Die deutsche Spieleindustrie geht also mal wieder den Bach runter. Wer viele Games-Medien liest und vielleicht auch selbst Entwickler ist, kann sich dieser Tage seine tägliche Portion Doomsday-Gruseln abholen. Und dabei betrifft es nicht nur die hiesige Industrie, sondern auch Marken aus internationalen Gewässern, die man eigentlich für eine sichere Nummer hielt. Winter is coming, everybody!
Da wirkt die aktuelle Meldung über die Zukunft des Deutschen Computerspielpreises aus dem Haushaltsausschuss des Bundestages fast wie eine Randnotiz, mit der man irgendwie schon gerechnet hat.

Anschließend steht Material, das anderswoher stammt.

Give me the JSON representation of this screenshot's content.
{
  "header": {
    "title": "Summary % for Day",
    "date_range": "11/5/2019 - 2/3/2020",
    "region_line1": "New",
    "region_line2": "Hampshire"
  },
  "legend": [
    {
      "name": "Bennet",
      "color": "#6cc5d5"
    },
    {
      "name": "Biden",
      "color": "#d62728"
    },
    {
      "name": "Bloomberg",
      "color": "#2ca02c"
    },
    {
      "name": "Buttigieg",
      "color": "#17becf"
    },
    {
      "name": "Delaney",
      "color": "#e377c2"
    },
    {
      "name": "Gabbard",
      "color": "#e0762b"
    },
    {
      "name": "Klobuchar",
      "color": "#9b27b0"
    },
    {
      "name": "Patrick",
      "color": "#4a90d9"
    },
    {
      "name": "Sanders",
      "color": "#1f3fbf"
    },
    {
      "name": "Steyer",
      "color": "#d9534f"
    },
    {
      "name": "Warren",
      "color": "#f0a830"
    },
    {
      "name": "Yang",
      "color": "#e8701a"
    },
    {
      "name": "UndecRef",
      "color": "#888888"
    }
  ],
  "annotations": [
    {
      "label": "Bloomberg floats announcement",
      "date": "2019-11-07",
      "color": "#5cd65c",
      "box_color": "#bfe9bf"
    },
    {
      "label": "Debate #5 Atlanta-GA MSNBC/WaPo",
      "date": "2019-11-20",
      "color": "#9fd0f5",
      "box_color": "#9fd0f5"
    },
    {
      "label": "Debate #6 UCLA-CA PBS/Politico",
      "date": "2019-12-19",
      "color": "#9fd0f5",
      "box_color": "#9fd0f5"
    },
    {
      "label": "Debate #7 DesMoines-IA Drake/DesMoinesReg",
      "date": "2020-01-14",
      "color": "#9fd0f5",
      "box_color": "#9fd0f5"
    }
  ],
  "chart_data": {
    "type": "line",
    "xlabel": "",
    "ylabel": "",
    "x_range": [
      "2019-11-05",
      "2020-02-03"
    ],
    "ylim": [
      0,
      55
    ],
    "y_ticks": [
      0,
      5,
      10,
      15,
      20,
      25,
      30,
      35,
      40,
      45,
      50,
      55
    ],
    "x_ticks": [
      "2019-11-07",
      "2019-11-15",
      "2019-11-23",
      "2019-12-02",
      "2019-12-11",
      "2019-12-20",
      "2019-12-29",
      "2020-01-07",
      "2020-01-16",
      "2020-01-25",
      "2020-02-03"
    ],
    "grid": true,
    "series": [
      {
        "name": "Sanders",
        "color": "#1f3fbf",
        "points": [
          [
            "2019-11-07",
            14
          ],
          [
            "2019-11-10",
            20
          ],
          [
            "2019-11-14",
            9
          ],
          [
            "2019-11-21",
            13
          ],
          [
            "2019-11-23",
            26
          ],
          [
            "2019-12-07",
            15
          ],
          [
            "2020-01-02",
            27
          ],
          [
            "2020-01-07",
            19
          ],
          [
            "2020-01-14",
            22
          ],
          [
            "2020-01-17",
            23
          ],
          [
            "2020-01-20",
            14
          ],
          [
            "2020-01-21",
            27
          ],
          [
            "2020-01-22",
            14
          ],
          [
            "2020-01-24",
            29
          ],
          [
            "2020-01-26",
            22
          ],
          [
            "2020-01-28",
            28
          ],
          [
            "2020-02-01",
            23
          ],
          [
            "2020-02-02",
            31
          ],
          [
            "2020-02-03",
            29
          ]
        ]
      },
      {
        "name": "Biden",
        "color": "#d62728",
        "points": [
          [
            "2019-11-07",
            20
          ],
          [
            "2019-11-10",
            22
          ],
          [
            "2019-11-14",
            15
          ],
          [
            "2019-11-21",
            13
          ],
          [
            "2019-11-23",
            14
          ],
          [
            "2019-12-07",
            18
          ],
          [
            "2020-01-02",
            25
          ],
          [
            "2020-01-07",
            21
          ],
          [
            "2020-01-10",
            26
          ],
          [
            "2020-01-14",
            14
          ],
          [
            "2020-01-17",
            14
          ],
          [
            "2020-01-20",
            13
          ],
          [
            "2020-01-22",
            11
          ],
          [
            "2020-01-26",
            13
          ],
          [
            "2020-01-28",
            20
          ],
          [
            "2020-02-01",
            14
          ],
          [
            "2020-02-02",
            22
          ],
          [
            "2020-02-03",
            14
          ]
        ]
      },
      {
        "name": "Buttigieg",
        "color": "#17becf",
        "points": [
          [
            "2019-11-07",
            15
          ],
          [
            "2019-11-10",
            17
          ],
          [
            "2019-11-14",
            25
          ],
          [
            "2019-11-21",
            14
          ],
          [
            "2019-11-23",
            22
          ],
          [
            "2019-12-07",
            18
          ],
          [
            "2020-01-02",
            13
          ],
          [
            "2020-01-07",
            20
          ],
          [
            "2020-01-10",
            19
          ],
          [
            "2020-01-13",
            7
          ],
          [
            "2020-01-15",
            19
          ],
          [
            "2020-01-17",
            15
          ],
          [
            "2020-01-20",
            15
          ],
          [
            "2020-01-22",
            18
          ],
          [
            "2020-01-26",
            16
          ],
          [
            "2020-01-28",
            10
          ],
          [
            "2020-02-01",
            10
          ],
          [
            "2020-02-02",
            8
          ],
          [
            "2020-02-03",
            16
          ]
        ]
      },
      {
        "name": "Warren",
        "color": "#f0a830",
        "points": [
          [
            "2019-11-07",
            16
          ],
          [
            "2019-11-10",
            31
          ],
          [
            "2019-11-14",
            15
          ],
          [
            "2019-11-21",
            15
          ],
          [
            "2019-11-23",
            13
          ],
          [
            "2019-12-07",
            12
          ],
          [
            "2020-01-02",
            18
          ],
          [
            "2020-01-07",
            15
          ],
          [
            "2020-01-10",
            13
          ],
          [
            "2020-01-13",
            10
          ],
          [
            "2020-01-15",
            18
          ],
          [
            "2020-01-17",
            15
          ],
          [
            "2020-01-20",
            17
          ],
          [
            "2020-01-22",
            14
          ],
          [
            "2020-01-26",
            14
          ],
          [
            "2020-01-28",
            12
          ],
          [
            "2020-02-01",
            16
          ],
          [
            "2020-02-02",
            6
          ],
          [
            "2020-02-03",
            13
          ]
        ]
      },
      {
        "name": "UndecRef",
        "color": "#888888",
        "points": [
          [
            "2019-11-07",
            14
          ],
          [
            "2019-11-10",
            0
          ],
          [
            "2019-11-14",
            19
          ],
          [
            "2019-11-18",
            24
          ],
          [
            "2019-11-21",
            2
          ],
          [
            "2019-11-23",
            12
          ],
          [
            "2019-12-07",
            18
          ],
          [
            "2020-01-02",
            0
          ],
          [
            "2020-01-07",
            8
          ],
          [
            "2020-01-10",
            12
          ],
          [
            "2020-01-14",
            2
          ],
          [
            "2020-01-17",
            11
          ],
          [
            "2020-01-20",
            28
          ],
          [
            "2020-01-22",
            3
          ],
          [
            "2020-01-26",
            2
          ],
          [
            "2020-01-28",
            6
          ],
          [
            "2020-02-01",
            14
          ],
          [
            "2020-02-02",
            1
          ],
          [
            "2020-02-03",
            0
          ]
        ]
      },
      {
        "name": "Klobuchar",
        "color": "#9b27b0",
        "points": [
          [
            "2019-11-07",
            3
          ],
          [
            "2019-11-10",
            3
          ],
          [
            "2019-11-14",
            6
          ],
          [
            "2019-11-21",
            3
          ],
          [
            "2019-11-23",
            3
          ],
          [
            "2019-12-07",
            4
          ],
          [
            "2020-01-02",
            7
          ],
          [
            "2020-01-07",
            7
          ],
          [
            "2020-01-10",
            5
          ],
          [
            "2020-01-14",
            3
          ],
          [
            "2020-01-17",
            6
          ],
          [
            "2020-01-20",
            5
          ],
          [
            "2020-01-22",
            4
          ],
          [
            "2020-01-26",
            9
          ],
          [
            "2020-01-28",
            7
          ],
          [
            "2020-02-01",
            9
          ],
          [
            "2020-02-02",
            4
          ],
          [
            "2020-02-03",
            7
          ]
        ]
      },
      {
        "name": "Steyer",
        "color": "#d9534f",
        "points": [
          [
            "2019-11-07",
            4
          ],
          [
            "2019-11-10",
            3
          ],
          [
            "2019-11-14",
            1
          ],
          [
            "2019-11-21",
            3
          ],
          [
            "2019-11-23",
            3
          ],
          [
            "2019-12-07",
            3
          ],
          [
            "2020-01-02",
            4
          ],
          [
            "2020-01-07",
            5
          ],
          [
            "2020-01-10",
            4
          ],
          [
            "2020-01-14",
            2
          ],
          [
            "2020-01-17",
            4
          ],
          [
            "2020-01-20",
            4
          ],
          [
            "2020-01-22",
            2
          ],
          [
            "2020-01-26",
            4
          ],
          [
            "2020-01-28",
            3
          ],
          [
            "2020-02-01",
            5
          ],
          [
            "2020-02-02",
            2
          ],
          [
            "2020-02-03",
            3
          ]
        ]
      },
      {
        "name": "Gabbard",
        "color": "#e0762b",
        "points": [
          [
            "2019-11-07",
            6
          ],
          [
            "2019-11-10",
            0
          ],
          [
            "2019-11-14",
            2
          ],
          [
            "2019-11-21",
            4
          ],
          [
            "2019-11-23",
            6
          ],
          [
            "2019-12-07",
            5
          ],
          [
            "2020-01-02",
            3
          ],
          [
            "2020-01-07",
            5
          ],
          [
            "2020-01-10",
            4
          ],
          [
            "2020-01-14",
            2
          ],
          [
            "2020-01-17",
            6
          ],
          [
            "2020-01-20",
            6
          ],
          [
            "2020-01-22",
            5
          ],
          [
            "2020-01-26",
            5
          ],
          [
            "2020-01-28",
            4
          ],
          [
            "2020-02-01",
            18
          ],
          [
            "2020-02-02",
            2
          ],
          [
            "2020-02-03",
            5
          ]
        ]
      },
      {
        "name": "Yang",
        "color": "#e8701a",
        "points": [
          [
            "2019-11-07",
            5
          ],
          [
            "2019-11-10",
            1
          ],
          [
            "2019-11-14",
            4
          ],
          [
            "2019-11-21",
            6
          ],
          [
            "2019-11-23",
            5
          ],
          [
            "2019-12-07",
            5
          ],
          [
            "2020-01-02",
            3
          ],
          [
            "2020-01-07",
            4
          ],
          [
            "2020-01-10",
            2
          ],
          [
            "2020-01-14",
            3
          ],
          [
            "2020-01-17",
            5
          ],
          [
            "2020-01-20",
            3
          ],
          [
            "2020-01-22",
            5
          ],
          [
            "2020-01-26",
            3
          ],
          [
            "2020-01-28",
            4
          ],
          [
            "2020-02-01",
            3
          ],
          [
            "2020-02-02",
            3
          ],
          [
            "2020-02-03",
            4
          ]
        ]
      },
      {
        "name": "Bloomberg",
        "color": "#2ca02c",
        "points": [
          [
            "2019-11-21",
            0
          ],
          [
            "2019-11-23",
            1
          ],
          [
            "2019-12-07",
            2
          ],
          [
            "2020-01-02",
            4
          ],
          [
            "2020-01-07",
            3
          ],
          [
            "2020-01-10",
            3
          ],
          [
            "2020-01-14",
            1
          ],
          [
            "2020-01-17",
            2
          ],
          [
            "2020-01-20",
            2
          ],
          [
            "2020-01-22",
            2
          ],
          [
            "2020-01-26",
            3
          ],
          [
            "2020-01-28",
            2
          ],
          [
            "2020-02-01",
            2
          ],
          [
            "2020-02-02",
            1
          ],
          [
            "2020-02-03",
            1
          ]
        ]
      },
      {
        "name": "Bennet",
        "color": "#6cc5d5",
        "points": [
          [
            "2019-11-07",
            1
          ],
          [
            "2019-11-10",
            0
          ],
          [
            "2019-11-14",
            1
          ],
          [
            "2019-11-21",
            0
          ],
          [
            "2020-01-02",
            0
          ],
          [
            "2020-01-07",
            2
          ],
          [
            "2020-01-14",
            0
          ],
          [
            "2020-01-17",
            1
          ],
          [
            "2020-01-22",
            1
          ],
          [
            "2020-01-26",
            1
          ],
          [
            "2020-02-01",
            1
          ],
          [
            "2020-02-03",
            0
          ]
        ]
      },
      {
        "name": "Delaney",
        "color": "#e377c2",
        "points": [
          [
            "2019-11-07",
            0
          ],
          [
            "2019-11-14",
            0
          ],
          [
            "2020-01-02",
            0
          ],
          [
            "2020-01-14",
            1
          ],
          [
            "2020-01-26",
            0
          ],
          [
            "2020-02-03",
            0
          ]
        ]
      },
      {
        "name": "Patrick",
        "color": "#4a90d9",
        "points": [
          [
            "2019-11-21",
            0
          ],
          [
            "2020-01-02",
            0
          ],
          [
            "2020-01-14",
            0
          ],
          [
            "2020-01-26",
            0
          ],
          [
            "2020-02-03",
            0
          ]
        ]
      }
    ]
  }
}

Aber worum geht's eigentlich? Der Antrag des Verkehrsministeriums auf Erhöhung des Preisgeldes wurde abgelehnt und damit die Gesamtsumme von 470.000 Euro vorerst eingefroren. Was sich erst mal nach viel anhört, wurde letztes Jahr an immerhin 14 Gewinner-Teams verteilt. Schon deshalb wäre eine Erhöhung wünschenswert. Außerdem müssen die beiden Branchenverbände BIU und GAME nun zwingend die Hälfte des Preisgeldes mittragen, während in der Vergangenheit nur von einer »angemessenen« Summe die Rede war. Von einer staatlichen Förderung kann da fast schon nicht mehr die Rede sein.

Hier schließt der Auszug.